Organizing Principles of Astrocytic Nanoarchitecture in the Mouse Cerebral Cortex

Astrocytes have complex roles in central nervous system (CNS) health and disease. Underlying these roles is an elaborate architecture based on frequent, extremely fine, but seemingly haphazard branches, as well as prominent features including tripartite synaptic complexes and perivascular endfeet. While broad categories of structures in astrocytes are known, the fundamental building blocks that compose them and their organizing principles have yet to be adequately defined. This is largely due to the absence of high-resolution datasets that can reveal nanoscopic features of astrocytes (i.e. 10-20nm diameter in x, y, and z) and a lack of computational approaches that can effectively interrogate astrocyte shape, organization, and nanoarchitecture.

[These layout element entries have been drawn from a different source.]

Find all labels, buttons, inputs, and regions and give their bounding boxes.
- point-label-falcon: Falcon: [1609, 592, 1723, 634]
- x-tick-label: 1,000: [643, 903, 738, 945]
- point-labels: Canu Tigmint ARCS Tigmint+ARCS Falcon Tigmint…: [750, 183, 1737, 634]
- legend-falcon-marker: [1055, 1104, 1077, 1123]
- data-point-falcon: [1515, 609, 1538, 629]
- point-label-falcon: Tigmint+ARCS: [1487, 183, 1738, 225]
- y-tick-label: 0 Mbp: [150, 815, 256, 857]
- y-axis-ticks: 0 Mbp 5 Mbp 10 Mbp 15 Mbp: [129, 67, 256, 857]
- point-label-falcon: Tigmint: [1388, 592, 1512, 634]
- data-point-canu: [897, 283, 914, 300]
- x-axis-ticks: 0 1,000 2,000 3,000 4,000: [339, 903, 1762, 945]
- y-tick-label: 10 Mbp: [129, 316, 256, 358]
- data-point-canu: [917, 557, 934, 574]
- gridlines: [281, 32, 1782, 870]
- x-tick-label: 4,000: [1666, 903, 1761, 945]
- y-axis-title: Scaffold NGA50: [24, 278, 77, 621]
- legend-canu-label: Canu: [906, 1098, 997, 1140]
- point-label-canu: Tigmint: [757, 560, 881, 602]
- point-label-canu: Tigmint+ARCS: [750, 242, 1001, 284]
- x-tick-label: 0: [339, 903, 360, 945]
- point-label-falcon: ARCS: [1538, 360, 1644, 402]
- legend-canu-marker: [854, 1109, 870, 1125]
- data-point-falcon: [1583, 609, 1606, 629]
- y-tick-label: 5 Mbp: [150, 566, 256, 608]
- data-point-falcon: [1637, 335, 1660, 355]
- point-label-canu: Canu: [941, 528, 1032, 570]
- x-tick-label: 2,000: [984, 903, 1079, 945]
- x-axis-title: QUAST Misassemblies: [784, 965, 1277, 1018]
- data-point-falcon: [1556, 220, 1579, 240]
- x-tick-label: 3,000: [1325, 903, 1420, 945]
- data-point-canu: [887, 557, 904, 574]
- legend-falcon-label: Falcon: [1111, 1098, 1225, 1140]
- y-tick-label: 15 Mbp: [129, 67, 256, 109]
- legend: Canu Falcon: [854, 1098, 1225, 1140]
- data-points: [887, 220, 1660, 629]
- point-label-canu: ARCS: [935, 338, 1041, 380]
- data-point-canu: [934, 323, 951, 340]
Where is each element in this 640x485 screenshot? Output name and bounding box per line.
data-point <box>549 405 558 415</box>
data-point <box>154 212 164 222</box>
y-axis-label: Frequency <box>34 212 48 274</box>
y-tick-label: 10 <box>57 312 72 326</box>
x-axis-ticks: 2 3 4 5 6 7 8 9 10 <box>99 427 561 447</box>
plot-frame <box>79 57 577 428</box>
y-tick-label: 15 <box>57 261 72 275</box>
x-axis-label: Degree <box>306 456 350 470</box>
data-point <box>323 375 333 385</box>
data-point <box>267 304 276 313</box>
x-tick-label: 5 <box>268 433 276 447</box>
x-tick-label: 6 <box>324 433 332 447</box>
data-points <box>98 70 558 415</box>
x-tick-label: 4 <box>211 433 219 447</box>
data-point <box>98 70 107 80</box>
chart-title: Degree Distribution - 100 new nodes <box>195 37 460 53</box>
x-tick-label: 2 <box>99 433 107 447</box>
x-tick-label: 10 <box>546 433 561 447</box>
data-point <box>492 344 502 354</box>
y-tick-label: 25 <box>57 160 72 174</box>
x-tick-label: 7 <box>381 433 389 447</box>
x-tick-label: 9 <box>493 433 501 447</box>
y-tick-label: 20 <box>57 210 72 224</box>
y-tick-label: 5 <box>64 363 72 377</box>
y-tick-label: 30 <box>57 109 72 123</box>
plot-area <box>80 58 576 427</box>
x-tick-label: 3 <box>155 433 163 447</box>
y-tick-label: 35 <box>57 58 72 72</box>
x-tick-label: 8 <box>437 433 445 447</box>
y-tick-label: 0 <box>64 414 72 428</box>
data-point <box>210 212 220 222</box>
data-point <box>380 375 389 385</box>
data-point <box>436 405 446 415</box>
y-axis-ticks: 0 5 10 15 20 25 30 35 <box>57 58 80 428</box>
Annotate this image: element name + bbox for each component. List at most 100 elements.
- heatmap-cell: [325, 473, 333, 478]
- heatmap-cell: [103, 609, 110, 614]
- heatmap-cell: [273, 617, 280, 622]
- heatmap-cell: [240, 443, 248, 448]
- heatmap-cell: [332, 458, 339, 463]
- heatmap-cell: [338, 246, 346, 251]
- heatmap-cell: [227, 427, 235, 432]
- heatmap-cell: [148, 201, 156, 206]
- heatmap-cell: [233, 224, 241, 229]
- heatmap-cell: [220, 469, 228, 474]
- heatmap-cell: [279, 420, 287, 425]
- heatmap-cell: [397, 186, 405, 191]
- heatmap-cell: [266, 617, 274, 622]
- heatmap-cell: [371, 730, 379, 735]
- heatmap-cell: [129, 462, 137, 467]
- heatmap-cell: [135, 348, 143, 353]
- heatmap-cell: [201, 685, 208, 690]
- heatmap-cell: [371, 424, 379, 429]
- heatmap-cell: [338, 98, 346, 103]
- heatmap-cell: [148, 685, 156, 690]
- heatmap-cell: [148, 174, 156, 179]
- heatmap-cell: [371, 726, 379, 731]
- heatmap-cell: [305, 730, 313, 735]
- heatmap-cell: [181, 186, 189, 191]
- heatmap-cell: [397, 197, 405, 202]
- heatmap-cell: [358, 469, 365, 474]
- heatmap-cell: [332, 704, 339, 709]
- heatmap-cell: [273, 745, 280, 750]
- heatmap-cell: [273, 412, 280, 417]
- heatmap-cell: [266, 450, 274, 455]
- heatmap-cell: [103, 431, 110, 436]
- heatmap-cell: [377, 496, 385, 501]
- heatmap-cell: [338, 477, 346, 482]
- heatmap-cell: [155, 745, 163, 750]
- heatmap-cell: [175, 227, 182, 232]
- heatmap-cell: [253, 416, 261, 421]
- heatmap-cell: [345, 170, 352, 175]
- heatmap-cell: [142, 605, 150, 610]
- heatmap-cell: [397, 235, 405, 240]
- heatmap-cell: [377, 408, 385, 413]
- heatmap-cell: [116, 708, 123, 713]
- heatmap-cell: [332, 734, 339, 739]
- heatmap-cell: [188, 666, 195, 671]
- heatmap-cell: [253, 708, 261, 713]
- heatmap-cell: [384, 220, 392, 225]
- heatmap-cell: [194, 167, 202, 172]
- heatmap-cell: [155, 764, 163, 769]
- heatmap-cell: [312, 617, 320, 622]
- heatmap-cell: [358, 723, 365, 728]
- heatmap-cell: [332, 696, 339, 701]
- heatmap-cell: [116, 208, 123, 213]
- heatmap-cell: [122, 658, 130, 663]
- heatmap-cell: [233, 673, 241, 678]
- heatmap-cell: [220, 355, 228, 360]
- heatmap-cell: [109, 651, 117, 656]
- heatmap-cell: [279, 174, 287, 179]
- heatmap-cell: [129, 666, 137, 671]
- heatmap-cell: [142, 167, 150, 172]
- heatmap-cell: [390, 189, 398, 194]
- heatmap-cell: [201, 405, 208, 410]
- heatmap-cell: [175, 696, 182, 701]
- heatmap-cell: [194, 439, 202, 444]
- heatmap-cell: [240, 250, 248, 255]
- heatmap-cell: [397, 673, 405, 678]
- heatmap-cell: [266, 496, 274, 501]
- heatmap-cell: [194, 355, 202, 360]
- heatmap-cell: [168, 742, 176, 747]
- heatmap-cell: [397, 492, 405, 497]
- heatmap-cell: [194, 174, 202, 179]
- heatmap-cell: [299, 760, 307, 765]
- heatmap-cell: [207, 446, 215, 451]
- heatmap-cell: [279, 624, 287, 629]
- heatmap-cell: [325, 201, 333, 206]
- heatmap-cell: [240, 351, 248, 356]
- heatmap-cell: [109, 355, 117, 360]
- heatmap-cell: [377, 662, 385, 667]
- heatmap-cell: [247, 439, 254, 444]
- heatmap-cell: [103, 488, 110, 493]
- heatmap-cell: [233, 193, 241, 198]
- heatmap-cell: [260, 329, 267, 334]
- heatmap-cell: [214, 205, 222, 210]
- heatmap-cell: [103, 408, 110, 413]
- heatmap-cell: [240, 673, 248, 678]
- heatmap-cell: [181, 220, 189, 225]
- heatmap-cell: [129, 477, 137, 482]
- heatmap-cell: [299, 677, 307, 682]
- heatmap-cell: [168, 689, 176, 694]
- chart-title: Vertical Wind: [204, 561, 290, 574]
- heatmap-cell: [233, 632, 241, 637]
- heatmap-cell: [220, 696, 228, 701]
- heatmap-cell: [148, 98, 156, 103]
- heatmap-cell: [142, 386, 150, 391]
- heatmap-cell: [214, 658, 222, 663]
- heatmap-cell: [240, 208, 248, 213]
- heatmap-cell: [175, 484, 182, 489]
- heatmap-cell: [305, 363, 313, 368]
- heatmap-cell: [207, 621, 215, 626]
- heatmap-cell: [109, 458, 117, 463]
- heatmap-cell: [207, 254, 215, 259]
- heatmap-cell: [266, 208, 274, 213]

Here, we produced and analyzed multiple, high-resolution datasets of layer 2/3 mouse somatosensory cortex using focused ion beam scanning electron microscopy (8nm intervals) and computer vision approaches to provide a principled, quantitative analysis of astrocytic nanoarchitecture. A decomposition of astrocytes into fundamental "parts" led to the discovery of unique structural components, recurring structural motifs, and assembly of parts into an organized hierarchy. New relationships were also discerned between astrocytic processes and other CNS microanatomy including mitochondria, tripartite synapses, and cerebrovasculature. By deploying computational resources to quantitatively understand the organizing principles and nanoarchitecture of astrocytes, this study reveals the specialized anatomical adaptations of these complex cells within the CNS.